Interventi di tipo A) fino a un massimo di € 13.000
Interventi di tipo B) fino a un massimo di € 3.000
Interventi di tipo C) fino a un massimo di € 1.000

La dotazione complessiva è di 160.000  euro, distribuiti fino a esaurimento fondi.

Supporto tecnico gratuito 
Ai primi 20 richiedenti viene fornito, se richiesto, il supporto tecnico gratuito da parte di uno studio di architettura incaricato dalla Città metropolitana che si occuperà di: verifica di fattibilità tecnica dell’intervento; progettazione delle opere; predisposizione e deposito delle pratiche edilizie; supporto tecnico alla realizzazione (esclusa direzione lavori).

Alcuni esempi di interventi ammessi:

Rampe: adeguamenti di almeno un ingresso, nel caso in cui questo presenti dei dislivelli (gradini) non raccordati da rampe inclinate, ne è ammessa la costruzione, per la loro realizzazione dovrà essere rispettato in particolare l’art. 6 delle Linee Guida visitabilità edifici aperti al pubblico.

Porte di ingresso: adeguamento dei varchi di accesso, garantendo una luce di passaggio netta in corrispondenza del serramento di almeno 80 cm. In caso di serramenti trasparenti, l’aggiunta di vetrofanie ad alto contrasto cromatico per segnalare il pericolo.

Pavimentazioni: miglioramento delle pavimentazioni dei locali, eliminando eventuali ostacoli (es. piccoli gradini) o sconnessioni. Le pavimentazioni dovranno inoltre avere una superficie di calpestio antiscivolo e rispettare le indicazioni prescritte nell’art. 8.2.2 del DM 236/89;

Wayfinding e segnaletica: interventi che prevedano l’implementazione di sistemi di orientamento inclusivi, come ad esempio la realizzazione di percorsi tattilo-plantari, tramite l’apposizione di piastrelle tattili. Implementazione di un pulsante di chiamata con apposita segnaletica per l’accessibilità condizionata, nei casi in cui, considerate le caratteristiche dell’ingresso, non sia possibile garantire una effettiva autonomia all’utente.
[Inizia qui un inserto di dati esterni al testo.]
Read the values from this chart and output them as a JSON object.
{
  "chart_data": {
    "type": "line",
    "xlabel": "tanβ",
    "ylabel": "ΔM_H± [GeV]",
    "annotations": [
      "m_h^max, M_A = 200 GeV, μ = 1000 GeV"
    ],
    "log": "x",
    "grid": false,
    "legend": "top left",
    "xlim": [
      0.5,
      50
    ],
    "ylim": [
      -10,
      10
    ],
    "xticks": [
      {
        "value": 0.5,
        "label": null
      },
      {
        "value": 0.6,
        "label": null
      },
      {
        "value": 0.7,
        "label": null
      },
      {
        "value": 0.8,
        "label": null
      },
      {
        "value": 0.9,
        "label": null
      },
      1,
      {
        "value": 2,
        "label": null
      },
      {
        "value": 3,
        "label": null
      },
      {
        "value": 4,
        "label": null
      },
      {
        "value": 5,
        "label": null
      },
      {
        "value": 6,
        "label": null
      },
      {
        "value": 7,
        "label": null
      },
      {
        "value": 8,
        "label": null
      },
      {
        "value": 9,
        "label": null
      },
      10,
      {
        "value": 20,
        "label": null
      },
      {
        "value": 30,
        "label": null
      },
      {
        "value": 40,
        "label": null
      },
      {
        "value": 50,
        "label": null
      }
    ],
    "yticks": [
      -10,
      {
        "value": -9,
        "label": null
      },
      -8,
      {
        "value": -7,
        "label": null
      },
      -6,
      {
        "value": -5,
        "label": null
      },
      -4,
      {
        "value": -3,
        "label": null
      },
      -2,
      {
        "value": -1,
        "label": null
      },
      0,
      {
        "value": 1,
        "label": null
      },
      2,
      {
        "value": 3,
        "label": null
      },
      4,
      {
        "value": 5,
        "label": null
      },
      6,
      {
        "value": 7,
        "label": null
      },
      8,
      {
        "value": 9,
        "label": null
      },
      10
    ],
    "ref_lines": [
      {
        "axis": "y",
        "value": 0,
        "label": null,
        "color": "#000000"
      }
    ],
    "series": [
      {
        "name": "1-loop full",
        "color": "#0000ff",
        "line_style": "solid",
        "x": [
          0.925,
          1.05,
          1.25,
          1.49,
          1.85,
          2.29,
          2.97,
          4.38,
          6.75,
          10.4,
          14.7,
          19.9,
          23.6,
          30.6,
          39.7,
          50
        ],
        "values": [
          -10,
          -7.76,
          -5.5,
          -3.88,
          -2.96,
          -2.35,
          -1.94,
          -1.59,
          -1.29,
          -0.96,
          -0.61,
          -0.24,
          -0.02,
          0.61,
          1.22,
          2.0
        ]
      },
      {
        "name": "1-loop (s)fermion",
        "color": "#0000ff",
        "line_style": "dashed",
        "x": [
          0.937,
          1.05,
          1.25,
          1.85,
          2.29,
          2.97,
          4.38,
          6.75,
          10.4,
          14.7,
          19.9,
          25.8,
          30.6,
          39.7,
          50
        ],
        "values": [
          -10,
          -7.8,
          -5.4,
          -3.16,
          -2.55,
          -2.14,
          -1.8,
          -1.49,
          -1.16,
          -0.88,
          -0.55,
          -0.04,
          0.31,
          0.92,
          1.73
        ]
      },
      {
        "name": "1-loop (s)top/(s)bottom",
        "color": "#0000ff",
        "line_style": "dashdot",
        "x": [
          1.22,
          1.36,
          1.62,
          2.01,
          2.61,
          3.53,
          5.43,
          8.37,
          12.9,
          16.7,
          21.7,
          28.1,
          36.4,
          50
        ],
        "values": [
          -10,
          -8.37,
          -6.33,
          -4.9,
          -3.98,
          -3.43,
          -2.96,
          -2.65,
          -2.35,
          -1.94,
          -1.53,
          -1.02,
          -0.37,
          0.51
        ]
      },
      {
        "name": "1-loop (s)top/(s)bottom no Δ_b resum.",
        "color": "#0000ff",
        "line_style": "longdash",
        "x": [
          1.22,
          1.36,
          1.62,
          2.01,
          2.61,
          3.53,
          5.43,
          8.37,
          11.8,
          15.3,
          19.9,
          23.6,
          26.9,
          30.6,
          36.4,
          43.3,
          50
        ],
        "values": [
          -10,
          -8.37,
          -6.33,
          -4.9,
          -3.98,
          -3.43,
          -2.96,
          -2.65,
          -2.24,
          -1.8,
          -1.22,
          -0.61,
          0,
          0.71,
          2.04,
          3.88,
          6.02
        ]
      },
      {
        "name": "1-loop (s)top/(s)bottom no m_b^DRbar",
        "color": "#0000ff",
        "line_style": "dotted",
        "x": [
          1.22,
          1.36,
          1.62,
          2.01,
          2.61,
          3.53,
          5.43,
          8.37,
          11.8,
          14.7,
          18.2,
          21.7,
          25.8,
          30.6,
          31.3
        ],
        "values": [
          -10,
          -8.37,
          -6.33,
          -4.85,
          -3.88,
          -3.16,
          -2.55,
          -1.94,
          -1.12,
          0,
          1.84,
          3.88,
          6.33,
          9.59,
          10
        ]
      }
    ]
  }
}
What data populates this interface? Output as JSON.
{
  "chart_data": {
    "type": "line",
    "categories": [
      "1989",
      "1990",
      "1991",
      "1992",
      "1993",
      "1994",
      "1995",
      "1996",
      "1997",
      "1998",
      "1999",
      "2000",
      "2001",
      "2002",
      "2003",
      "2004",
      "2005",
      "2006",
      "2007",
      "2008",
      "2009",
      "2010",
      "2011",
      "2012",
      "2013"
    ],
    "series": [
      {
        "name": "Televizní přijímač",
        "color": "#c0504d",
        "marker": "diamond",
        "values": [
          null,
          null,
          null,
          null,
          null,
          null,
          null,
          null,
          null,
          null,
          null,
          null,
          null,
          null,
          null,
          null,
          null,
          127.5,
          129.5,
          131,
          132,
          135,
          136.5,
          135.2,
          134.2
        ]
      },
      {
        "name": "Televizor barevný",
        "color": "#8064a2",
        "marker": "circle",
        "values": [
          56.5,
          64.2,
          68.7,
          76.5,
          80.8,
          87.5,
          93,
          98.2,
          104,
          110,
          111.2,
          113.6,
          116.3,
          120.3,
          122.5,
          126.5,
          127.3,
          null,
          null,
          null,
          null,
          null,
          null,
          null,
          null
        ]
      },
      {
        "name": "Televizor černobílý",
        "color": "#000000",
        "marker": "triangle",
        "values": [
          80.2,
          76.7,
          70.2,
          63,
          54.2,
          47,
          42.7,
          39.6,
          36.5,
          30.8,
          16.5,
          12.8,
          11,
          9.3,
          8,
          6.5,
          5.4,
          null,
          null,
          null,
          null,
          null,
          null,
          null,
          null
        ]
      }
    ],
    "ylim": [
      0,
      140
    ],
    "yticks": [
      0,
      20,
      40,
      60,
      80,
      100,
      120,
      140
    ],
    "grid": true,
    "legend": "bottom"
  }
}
Interventi a favore di persone con disabilità sensoriali e cognitive: acquisto di apparecchiature per la comunicazione multimodale, come ad esempio unità portatili per facilitare la comunicazione tra chi parla e chi indossa apparecchi acustici con bobina telefonica. Installare sistemi informativi e di avviso visuali e acustici. Implementazione di segnaletica essenziale in rilievo e Braille (es. la collocazione dei servizi igienici).